Formation of the ternary [Met-tRNAf - GTP - eukaryotic initiation factor 2] protein synthesis initiation complex in rabbit reticulocyte ribosomal eluates is dependent on the GTP: GDP ratio and on the adenylate energy charge. The elements controlling ternary initiation complex formation have been studied in a reconstituted system contianing eukaryotic initiation factor 2 and nucleoside diphosphate kinase purified from the ribosomal eluate. The concentration of GTP required for half maximal formation of the ternary initiation complex is 2.5 - 10(6) M; GDP is a potent competitive inhibitor with Ki equals 3.4 - 10(7) M. Sensitive control of ternary initiation complex formation by the adenylate energy charge occurs through nucleoside diphosphate kinase regulation of the GTP : GDP ratio.
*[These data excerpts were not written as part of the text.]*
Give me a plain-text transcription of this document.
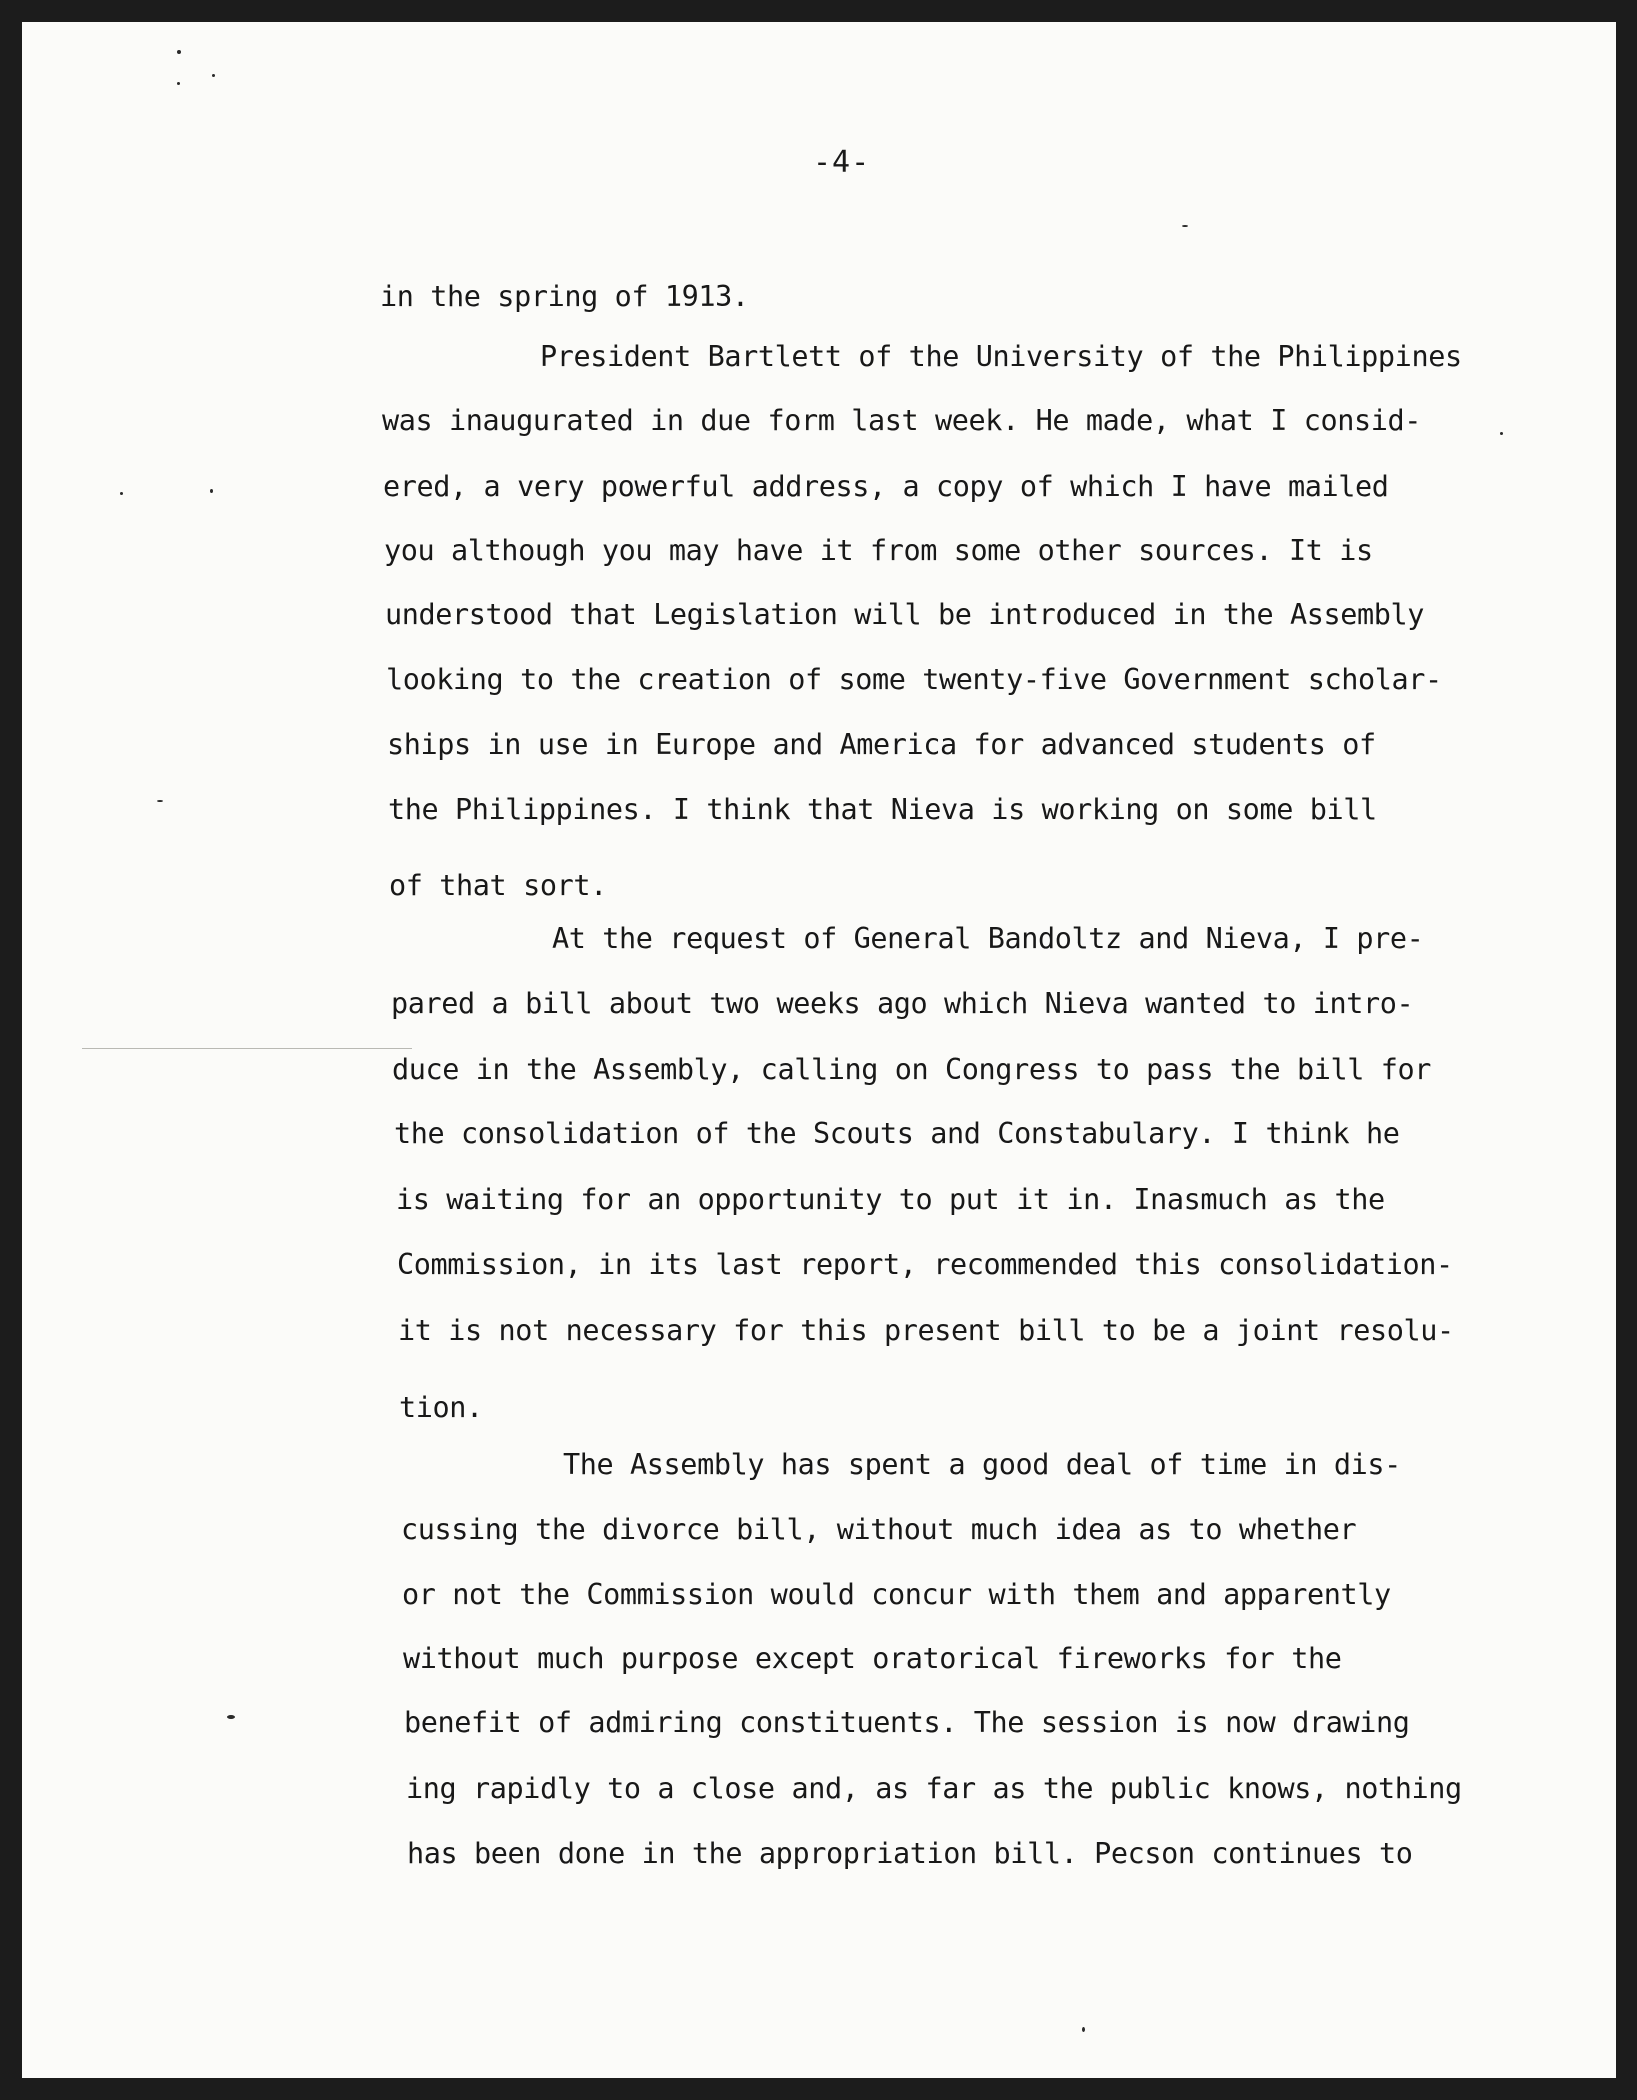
-4-

in the spring of 1913.

President Bartlett of the University of the Philippines

was inaugurated in due form last week. He made, what I consid-

ered, a very powerful address, a copy of which I have mailed

you although you may have it from some other sources. It is

understood that Legislation will be introduced in the Assembly

looking to the creation of some twenty-five Government scholar-

ships in use in Europe and America for advanced students of

the Philippines. I think that Nieva is working on some bill

of that sort.

At the request of General Bandoltz and Nieva, I pre-

pared a bill about two weeks ago which Nieva wanted to intro-

duce in the Assembly, calling on Congress to pass the bill for

the consolidation of the Scouts and Constabulary. I think he

is waiting for an opportunity to put it in. Inasmuch as the

Commission, in its last report, recommended this consolidation-

it is not necessary for this present bill to be a joint resolu-

tion.

The Assembly has spent a good deal of time in dis-

cussing the divorce bill, without much idea as to whether

or not the Commission would concur with them and apparently

without much purpose except oratorical fireworks for the

benefit of admiring constituents. The session is now drawing

ing rapidly to a close and, as far as the public knows, nothing

has been done in the appropriation bill. Pecson continues to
Over a wide range of GTP : GDP ratios, 50% of maximal ternary initiation complex formation is observed at an adenylate energy charge of 0.85-0.90 resembling that seen in the unfractionated system. Small changes in adenylate energy charge near this value result in significant changes in the extent of ternary initiation complex formation. Since GTP is continually hydrolyzed to GDP during protein synthesis and since GDP is a competitive inhibitor of GTP binding to several of the protein factors necessary for mRNA translation, the synthetic process provides sensitive control by product inhibition. Ribosome-associated nucleoside diphosphate kinase control of GTP regeneration in response to the adenylate energy charge provides one mechanism for linking protein synthesis to the nutrient state and energy charge of the cell.